Correu os olhos em outra fileira e então outra, deu uma pausa e fitou toda a loja descansando a mente por um segundo. O ambiente estava vazio, não haviam muitos amantes de vinil como antes, na era dos streamings, as mídias materiais se tornaram obsoletas e apenas objeto de prazer para colecionadores, apaixonados por velharias e pessoas que queriam apenas decorar a sala. As paredes expostas da loja exibiam tijolos antigos e desgastados, um charme único e old school que relembravam os antigos porões onde rodas de punks se formavam sob acordes desafinados e muito antes disso as pessoas se reuniam para beber discutindo seus direitos como civis aos embalos de acordes perfeito de blues. A fiação se escondia dentro de canos pretos expostos que tornavam o cenário mais industrial, assim como as luzes em led bem trabalhadas se escondiam nas extremidades das mesas e balcões criando um clima mais ameno e nostálgico.

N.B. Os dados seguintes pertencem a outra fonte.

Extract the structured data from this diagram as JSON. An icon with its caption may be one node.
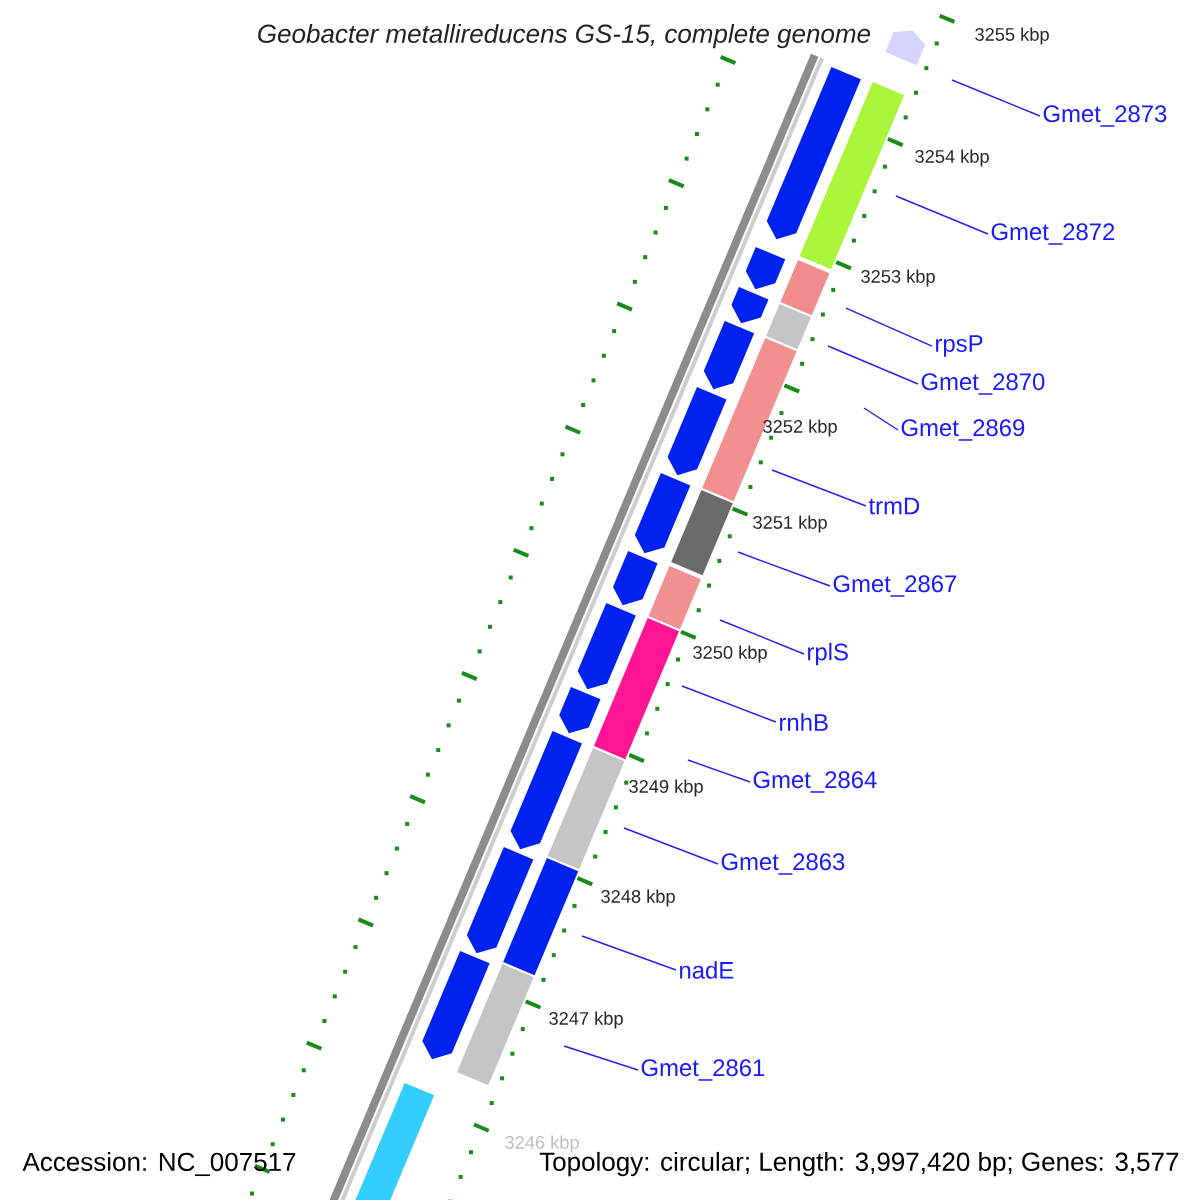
{
  "diagram": {
    "title": "Geobacter metallireducens GS-15, complete genome",
    "nodes": [
      {
        "text": [
          "Gmet_2873"
        ]
      },
      {
        "text": [
          "Gmet_2872"
        ]
      },
      {
        "text": [
          "rpsP"
        ]
      },
      {
        "text": [
          "Gmet_2870"
        ]
      },
      {
        "text": [
          "Gmet_2869"
        ]
      },
      {
        "text": [
          "trmD"
        ]
      },
      {
        "text": [
          "Gmet_2867"
        ]
      },
      {
        "text": [
          "rplS"
        ]
      },
      {
        "text": [
          "rnhB"
        ]
      },
      {
        "text": [
          "Gmet_2864"
        ]
      },
      {
        "text": [
          "Gmet_2863"
        ]
      },
      {
        "text": [
          "nadE"
        ]
      },
      {
        "text": [
          "Gmet_2861"
        ]
      }
    ],
    "edges": [
      {
        "from": 0,
        "to": null,
        "arrow": "none"
      },
      {
        "from": 1,
        "to": null,
        "arrow": "none"
      },
      {
        "from": 2,
        "to": null,
        "arrow": "none"
      },
      {
        "from": 3,
        "to": null,
        "arrow": "none"
      },
      {
        "from": 4,
        "to": null,
        "arrow": "none"
      },
      {
        "from": 5,
        "to": null,
        "arrow": "none"
      },
      {
        "from": 6,
        "to": null,
        "arrow": "none"
      },
      {
        "from": 7,
        "to": null,
        "arrow": "none"
      },
      {
        "from": 8,
        "to": null,
        "arrow": "none"
      },
      {
        "from": 9,
        "to": null,
        "arrow": "none"
      },
      {
        "from": 10,
        "to": null,
        "arrow": "none"
      },
      {
        "from": 11,
        "to": null,
        "arrow": "none"
      },
      {
        "from": 12,
        "to": null,
        "arrow": "none"
      }
    ],
    "labels": [
      "3255 kbp",
      "3254 kbp",
      "3253 kbp",
      "3252 kbp",
      "3251 kbp",
      "3250 kbp",
      "3249 kbp",
      "3248 kbp",
      "3247 kbp",
      "3246 kbp",
      "Accession: NC_007517",
      "Topology: circular; Length: 3,997,420 bp; Genes: 3,577"
    ]
  }
}
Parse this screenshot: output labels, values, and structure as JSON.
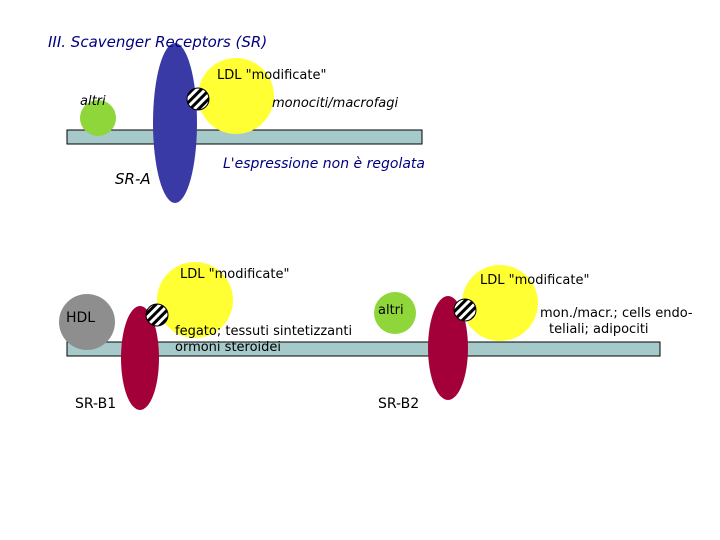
{
  "title": "III. Scavenger Receptors (SR)",
  "sr_a": {
    "ligand": "LDL \"modificate\"",
    "other_ligand": "altri",
    "cells": "monociti/macrofagi",
    "receptor": "SR-A",
    "note": "L'espressione non è regolata"
  },
  "sr_b1": {
    "ligand": "LDL \"modificate\"",
    "other_ligand": "HDL",
    "tissues_line1": "fegato; tessuti sintetizzanti",
    "tissues_line2": "ormoni steroidei",
    "receptor": "SR-B1"
  },
  "sr_b2": {
    "ligand": "LDL \"modificate\"",
    "other_ligand": "altri",
    "cells_line1": "mon./macr.; cells endo-",
    "cells_line2": "teliali; adipociti",
    "receptor": "SR-B2"
  },
  "colors": {
    "membrane": "#a6caca",
    "sr_a_receptor": "#3a3aa6",
    "sr_b_receptor": "#a3003a",
    "ldl": "#ffff33",
    "other_ligand": "#8ed63a",
    "note_text": "#000080"
  }
}
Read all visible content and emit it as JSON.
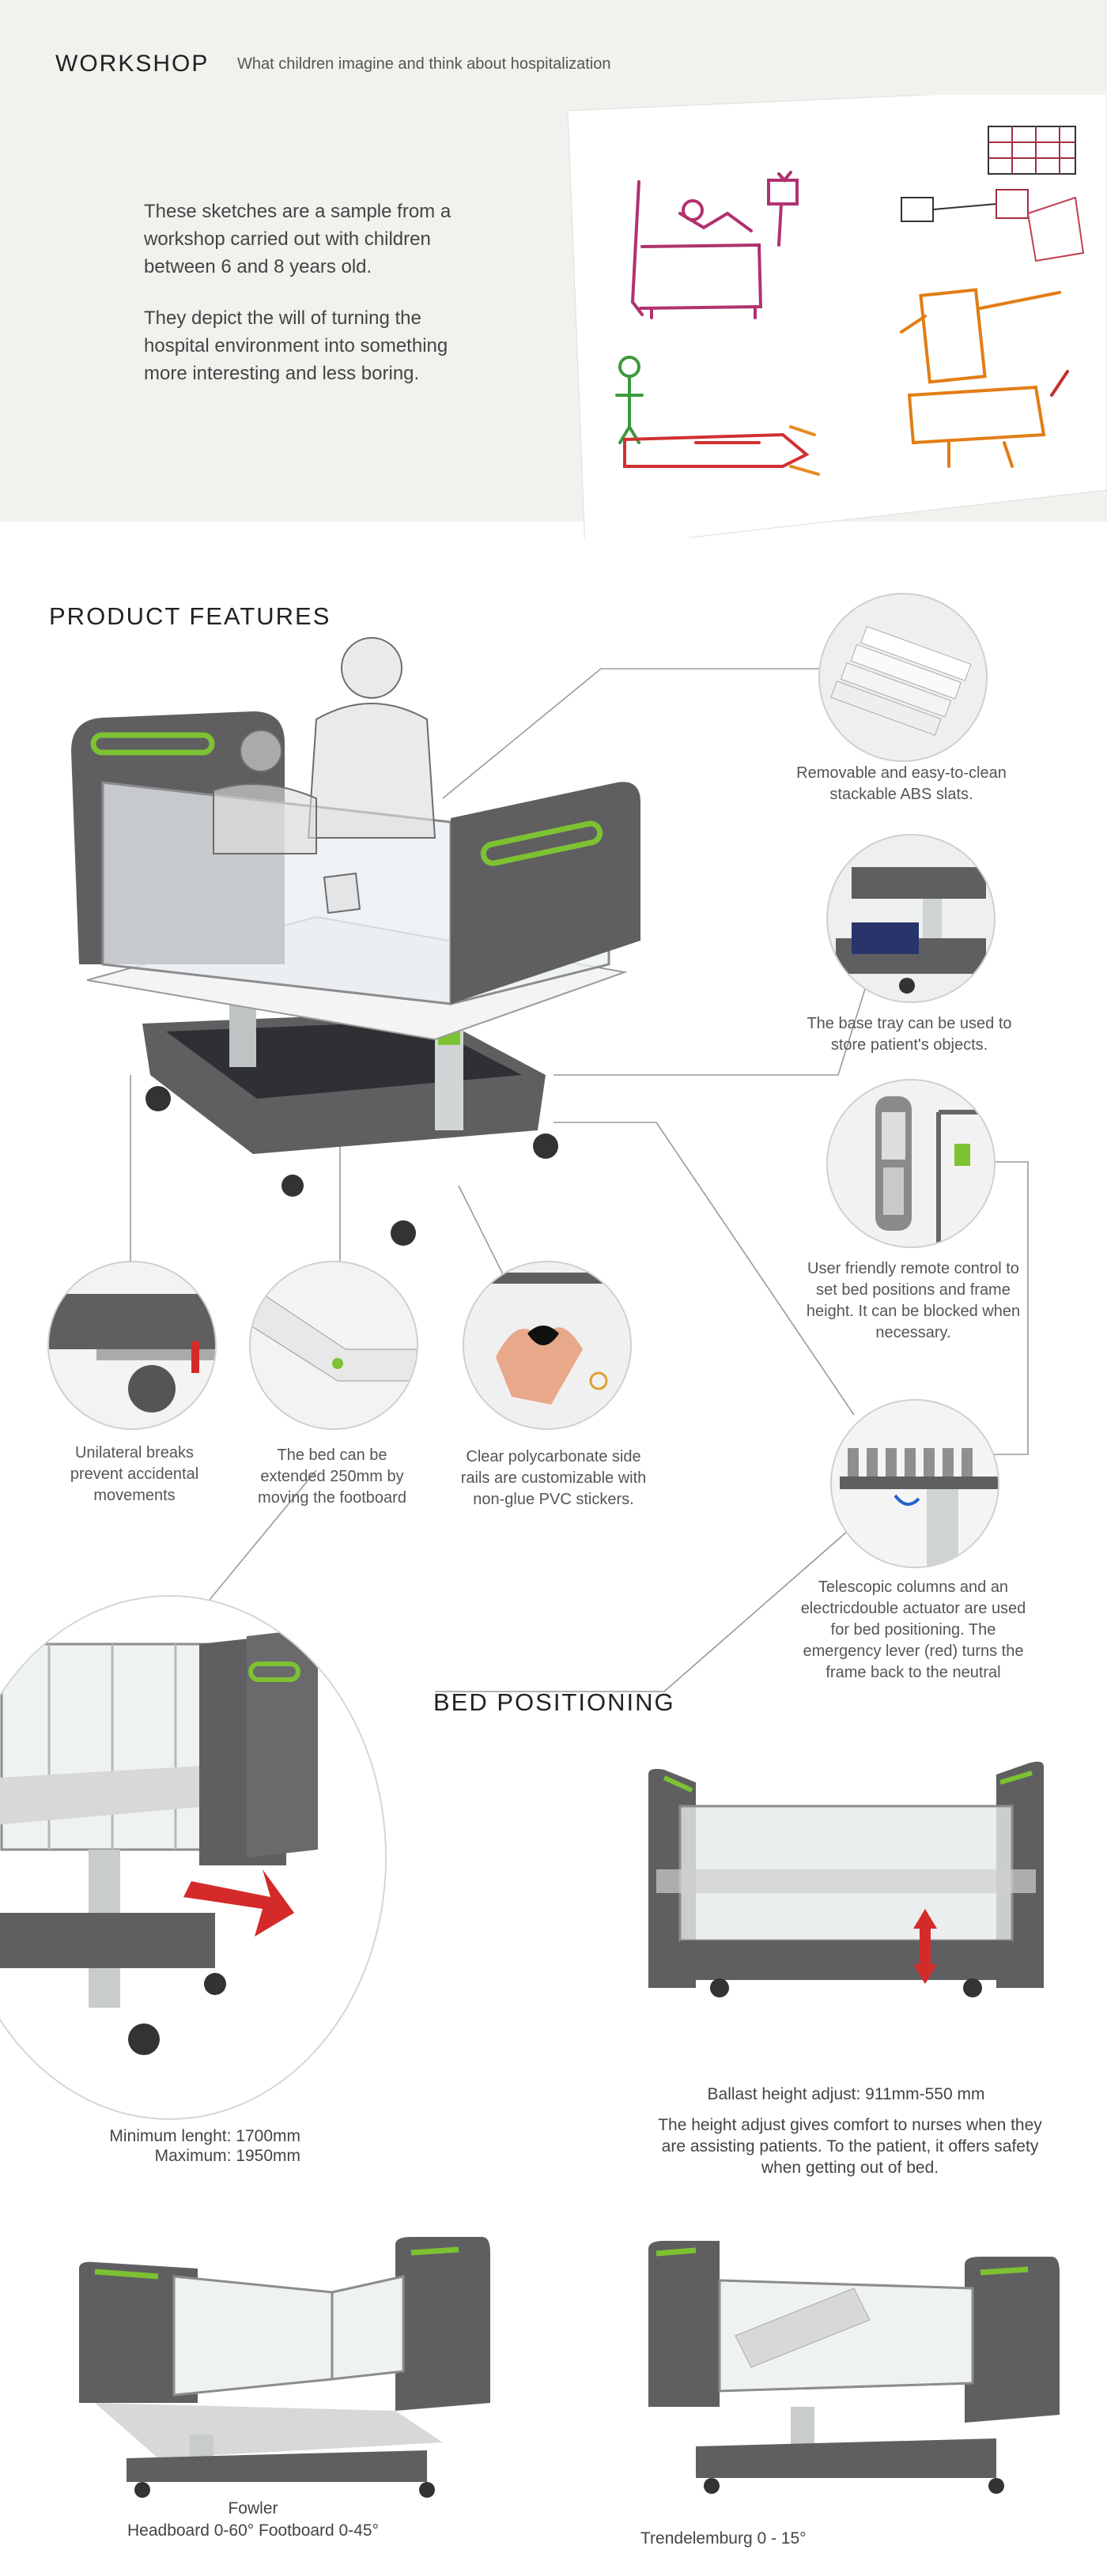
{
  "workshop": {
    "title": "WORKSHOP",
    "subtitle": "What children imagine and think about hospitalization",
    "paragraph1": "These sketches are a sample from a workshop carried out with children between 6 and 8 years old.",
    "paragraph2": "They depict the will of turning the hospital environment into something more interesting and less boring."
  },
  "features": {
    "title": "PRODUCT FEATURES",
    "slats": "Removable and easy-to-clean stackable ABS slats.",
    "tray": "The base tray can be used to store patient's objects.",
    "remote": "User friendly remote control to set bed positions and frame height. It can be blocked when necessary.",
    "columns": "Telescopic columns and an electricdouble actuator are used for bed positioning. The emergency lever (red) turns the frame back to the neutral",
    "brakes": "Unilateral breaks prevent accidental movements",
    "extend": "The bed can be extended 250mm by moving the footboard",
    "rails": "Clear polycarbonate side rails are customizable with non-glue PVC stickers."
  },
  "positioning": {
    "title": "BED POSITIONING",
    "length_min": "Minimum lenght: 1700mm",
    "length_max": "Maximum: 1950mm",
    "ballast_title": "Ballast height adjust: 911mm-550 mm",
    "ballast_desc": "The height adjust gives comfort to nurses when they are assisting patients. To the patient, it offers safety when getting out of bed.",
    "fowler_title": "Fowler",
    "fowler_desc": "Headboard 0-60° Footboard 0-45°",
    "trendelenburg": "Trendelemburg 0 - 15°"
  },
  "colors": {
    "accent_green": "#7dc232",
    "body_grey": "#5f5f61",
    "frame_grey": "#8c8c8e",
    "arrow_red": "#d42a2a"
  }
}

— Ac-Dc, A-Ha, Zeppelin, isso é uma bagunça! — exclamou ela baixinho enquanto continuava sua busca frenética. — Stones, Pink Floyd, Aerosmith… — Ela parou. Seus dedos então correram por três álbuns.

“Aerosmith!”

Ela agarrou o vinil e correu até a metade da loja. Sobre uma cômoda antiga havia um rádio antigo, assim como quase tudo dentro daquele lugar. Diana não conseguia desfazer o sorriso de orelha a orelha, sacou o vinil da embalagem com cuidado e colocou no rádio, levou a agulha até o disco e puxou o fone. “I could stay awake just to hear you breathing…” A música tocou lhe causando arrepios, ela mordeu os lábios ansiosa e feliz por ter encontrado a música que queria, tirou o vinil e guardou novamente na capa, foi até o balcão e saiu correndo para casa, ainda sob a chuva.

Subiu as escadas eufórica, mal conseguia segurar o molho de chaves com as mãos molhadas, abriu e fechou rapidamente, percorreu o corredor já avisando Deus e o mundo que havia chegado.

— Amor! Onde vocês esta? Encontrei algo perfeito para o seu aniversário! — Ela largou a bolsa e foi apenas com a sacola até o quarto, puxou a porta de correr e flagrou Joana estirada sobre a cama aos prantos. Largou a sacola com o vinil no chão e se jogou sobre a cama abraçando e parceira.

— O que houve? Joana!

Joana tentou responder, mas não conseguia conter as lágrimas e os soluços. Diana a apertou forte contra seu corpo demonstrando estar ao seu lado para tudo. Joana então puxou um amontoado de papéis amassados e entregou para Diana, que por sua vez desamassou e começou a ler.

Conforme seus olhos corriam pelas linhas, se enchiam de lágrimas, de repente sentiu como se seu mundo estivesse prestes a desabar, o teto parecia ter caído sobre seus ombros e o medo foi tamanho que não lhe cabia no coração. Ela apertou Joana ainda mais, dizendo repetidamente:

— Eu te amo!

Algum momento presente.

O barulho a deixou aterrorizada e ela começou a gritar, então tudo silenciou exceto pelo vento que cantou passando por debaixo da porta, novamente um calafrio correu pela sua espinha e um ar gelado a fez se encolher toda nos cobertores. Abraçou os joelhos e permaneceu agarrada a si mesma por longos minutos. Estava confusa e não sabia mais se era medo ou puro desespero por há tanto tempo estar se sentindo desamparada.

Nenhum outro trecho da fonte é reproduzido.